Let x0 of type ι → (ι → ((ι → ο) → ο) → ο) → ((ι → ο) → ο) → ο be given.
Assume H0:
∀ x1 . ∀ x2 x3 : ι → ((ι → ο) → ο) → ο . (∀ x4 . In x4 x1 ⟶ x2 x4 = x3 x4) ⟶ x0 x1 x2 = x0 x1 x3.
Apply unknownprop_acac0f89c78f08b97a9fe27ba4af5f929f74e43a9a77a0beb38d70975279c8b8 with
λ x1 . ∀ x2 x3 : ((ι → ο) → ο) → ο . 31b02.. x0 x1 x2 ⟶ 31b02.. x0 x1 x3 ⟶ x2 = x3.
Let x1 of type ι be given.
Assume H1:
∀ x2 . In x2 x1 ⟶ ∀ x3 x4 : ((ι → ο) → ο) → ο . 31b02.. x0 x2 x3 ⟶ 31b02.. x0 x2 x4 ⟶ x3 = x4.
Let x2 of type ((ι → ο) → ο) → ο be given.
Let x3 of type ((ι → ο) → ο) → ο be given.
Claim L4:
∃ x4 : ι → ((ι → ο) → ο) → ο . and (∀ x5 . In x5 x1 ⟶ 31b02.. x0 x5 (x4 x5)) (x2 = x0 x1 x4)
Apply unknownprop_509d4e548f5be5c7cae0cd77af56983da0a4fd9c38f78b9d02b09d350f5a6017 with
x0,
x1,
x2.
The subproof is completed by applying H2.
Claim L5:
∃ x4 : ι → ((ι → ο) → ο) → ο . and (∀ x5 . In x5 x1 ⟶ 31b02.. x0 x5 (x4 x5)) (x3 = x0 x1 x4)
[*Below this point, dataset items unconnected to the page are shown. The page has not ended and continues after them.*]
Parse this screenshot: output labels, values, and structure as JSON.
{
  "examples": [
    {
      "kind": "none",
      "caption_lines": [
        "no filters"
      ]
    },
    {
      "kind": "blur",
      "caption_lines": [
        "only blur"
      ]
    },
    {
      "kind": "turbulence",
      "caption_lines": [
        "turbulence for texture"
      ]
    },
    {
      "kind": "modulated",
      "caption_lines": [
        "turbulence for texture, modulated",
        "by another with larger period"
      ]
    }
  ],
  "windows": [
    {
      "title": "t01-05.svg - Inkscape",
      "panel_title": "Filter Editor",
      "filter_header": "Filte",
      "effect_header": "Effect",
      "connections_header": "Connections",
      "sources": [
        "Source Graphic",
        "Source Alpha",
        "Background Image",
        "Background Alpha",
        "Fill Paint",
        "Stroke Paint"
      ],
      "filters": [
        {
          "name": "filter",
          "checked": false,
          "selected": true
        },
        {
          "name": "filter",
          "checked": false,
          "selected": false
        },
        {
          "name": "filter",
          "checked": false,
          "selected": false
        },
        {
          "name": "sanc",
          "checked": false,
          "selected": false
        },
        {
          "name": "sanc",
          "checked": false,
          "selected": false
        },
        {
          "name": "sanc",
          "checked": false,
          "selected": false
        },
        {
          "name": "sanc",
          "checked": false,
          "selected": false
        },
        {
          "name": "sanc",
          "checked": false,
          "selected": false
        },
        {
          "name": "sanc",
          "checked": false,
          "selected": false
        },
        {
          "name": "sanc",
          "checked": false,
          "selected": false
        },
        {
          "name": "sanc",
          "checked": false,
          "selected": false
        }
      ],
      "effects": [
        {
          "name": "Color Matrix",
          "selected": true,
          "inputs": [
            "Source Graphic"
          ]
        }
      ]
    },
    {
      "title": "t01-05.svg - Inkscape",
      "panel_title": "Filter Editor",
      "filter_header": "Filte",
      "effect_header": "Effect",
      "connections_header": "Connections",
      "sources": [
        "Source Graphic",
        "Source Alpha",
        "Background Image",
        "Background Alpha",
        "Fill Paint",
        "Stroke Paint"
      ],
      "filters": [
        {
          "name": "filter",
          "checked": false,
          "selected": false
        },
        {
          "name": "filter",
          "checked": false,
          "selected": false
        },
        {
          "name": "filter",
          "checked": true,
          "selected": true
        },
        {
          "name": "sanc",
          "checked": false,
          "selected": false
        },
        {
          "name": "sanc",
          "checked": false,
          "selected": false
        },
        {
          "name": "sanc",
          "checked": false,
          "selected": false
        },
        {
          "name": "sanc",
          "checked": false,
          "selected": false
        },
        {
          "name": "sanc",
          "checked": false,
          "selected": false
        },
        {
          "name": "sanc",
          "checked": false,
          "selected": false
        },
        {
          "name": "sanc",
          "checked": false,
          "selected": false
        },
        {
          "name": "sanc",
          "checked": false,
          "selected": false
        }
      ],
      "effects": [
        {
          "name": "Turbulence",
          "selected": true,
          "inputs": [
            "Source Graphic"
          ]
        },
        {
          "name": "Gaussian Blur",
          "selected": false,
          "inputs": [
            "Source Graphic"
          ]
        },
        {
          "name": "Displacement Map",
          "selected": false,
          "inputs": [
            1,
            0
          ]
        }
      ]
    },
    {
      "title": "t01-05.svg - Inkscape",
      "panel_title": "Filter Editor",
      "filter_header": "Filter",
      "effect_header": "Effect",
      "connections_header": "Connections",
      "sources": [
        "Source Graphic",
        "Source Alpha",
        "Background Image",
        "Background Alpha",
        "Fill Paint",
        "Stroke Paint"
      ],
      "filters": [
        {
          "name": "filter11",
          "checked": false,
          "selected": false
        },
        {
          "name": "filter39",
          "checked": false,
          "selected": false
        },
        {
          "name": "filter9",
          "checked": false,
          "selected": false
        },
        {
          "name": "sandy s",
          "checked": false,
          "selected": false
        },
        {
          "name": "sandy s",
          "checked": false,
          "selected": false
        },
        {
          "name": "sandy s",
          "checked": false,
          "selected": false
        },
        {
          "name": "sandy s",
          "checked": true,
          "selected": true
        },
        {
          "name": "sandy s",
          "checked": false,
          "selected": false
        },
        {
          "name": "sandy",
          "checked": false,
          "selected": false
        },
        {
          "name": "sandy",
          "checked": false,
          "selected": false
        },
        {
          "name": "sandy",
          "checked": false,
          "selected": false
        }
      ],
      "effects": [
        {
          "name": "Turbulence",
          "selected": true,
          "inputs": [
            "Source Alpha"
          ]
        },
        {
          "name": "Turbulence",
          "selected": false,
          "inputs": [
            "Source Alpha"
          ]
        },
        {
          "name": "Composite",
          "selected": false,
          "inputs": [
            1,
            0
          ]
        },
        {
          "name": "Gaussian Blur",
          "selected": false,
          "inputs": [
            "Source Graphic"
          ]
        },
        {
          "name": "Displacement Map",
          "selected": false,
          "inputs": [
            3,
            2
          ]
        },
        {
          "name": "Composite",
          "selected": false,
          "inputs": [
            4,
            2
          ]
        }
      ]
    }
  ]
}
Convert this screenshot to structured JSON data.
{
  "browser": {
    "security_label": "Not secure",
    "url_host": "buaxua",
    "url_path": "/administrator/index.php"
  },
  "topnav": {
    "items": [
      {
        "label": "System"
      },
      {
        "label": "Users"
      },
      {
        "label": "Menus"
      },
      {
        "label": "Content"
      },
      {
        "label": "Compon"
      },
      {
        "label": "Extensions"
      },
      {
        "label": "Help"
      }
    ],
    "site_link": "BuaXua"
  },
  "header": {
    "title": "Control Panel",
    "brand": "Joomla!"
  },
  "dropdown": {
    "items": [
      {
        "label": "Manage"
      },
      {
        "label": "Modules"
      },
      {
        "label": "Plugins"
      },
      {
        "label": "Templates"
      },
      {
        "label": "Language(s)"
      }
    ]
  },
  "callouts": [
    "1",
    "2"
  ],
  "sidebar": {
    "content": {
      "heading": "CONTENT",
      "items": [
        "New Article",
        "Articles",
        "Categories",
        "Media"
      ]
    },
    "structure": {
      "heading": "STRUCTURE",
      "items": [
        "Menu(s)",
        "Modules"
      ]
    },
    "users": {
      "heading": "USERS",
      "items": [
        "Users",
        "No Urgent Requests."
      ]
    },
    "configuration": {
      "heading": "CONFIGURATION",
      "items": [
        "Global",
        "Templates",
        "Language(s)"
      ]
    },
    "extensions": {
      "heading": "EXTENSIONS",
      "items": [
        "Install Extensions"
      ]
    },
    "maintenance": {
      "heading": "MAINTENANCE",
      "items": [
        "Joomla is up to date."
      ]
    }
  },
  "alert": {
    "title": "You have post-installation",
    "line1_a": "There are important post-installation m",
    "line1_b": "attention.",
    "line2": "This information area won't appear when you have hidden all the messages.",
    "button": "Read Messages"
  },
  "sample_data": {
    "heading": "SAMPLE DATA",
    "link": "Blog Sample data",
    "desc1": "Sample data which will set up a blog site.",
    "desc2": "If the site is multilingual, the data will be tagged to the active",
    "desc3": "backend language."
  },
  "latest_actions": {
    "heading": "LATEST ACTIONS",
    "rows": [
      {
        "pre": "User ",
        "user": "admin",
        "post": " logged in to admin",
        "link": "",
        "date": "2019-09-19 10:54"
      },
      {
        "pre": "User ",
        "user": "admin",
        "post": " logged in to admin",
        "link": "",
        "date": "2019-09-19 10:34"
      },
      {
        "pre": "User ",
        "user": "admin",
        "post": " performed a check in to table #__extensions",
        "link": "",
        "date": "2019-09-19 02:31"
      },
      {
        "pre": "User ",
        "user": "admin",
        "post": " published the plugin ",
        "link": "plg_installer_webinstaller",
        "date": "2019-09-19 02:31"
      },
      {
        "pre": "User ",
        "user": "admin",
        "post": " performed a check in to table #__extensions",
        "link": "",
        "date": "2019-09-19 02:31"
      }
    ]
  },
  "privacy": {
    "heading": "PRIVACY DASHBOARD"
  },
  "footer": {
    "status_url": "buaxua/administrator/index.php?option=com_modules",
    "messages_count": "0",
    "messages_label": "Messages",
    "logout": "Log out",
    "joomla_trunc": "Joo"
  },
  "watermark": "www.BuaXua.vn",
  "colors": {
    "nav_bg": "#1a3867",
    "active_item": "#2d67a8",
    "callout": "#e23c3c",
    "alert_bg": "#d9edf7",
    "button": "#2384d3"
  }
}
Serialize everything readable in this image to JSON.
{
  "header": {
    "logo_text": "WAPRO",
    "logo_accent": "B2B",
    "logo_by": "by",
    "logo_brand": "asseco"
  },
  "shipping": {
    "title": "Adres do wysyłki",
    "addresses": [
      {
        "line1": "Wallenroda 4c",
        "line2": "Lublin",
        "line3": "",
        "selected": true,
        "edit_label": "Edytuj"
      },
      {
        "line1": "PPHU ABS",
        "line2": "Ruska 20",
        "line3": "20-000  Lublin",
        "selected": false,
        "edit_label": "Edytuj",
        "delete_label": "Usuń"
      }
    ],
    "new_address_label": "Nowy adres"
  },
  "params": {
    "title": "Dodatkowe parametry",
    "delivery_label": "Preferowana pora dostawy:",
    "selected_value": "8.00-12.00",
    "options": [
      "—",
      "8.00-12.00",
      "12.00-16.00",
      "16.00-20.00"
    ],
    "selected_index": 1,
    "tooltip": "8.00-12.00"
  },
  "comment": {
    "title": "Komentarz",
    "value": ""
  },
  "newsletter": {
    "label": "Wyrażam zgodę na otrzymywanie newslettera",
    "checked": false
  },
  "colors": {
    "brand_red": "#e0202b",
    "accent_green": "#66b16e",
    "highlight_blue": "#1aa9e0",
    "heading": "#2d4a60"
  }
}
Apply unknownprop_509d4e548f5be5c7cae0cd77af56983da0a4fd9c38f78b9d02b09d350f5a6017 with
x0,
x1,
x3.
The subproof is completed by applying H3.
Apply L4 with
x2 = x3.
Let x4 of type ι → ((ι → ο) → ο) → ο be given.
Assume H6:
(λ x5 : ι → ((ι → ο) → ο) → ο . and (∀ x6 . In x6 x1 ⟶ 31b02.. x0 x6 (x5 x6)) (x2 = x0 x1 x5)) x4.
Apply andE with
∀ x5 . In x5 x1 ⟶ 31b02.. x0 x5 (x4 x5),
x2 = x0 x1 x4,
x2 = x3 leaving 2 subgoals.
The subproof is completed by applying H6.
Assume H7:
∀ x5 . In x5 x1 ⟶ 31b02.. x0 x5 (x4 x5).
Assume H8: x2 = x0 x1 x4.
Apply L5 with
x2 = x3.
Let x5 of type ι → ((ι → ο) → ο) → ο be given.
Assume H9:
(λ x6 : ι → ((ι → ο) → ο) → ο . and (∀ x7 . In x7 x1 ⟶ 31b02.. x0 x7 (x6 x7)) (x3 = x0 x1 x6)) x5.
Apply andE with
∀ x6 . In x6 x1 ⟶ 31b02.. x0 x6 (x5 x6),
x3 = x0 x1 x5,
x2 = x3 leaving 2 subgoals.
The subproof is completed by applying H9.
Assume H10:
∀ x6 . In x6 x1 ⟶ 31b02.. x0 x6 (x5 x6).
Assume H11: x3 = x0 x1 x5.
Apply H8 with
λ x6 x7 : ((ι → ο) → ο) → ο . x7 = x3.
Apply H11 with
λ x6 x7 : ((ι → ο) → ο) → ο . x0 x1 x4 = x7.
Apply H0 with
x1,
x4,
x5.
Let x6 of type ι be given.
Apply H1 with
x6,
x4 x6,
x5 x6 leaving 3 subgoals.
The subproof is completed by applying H12.
Apply H7 with
x6.
The subproof is completed by applying H12.
Apply H10 with
x6.
The subproof is completed by applying H12.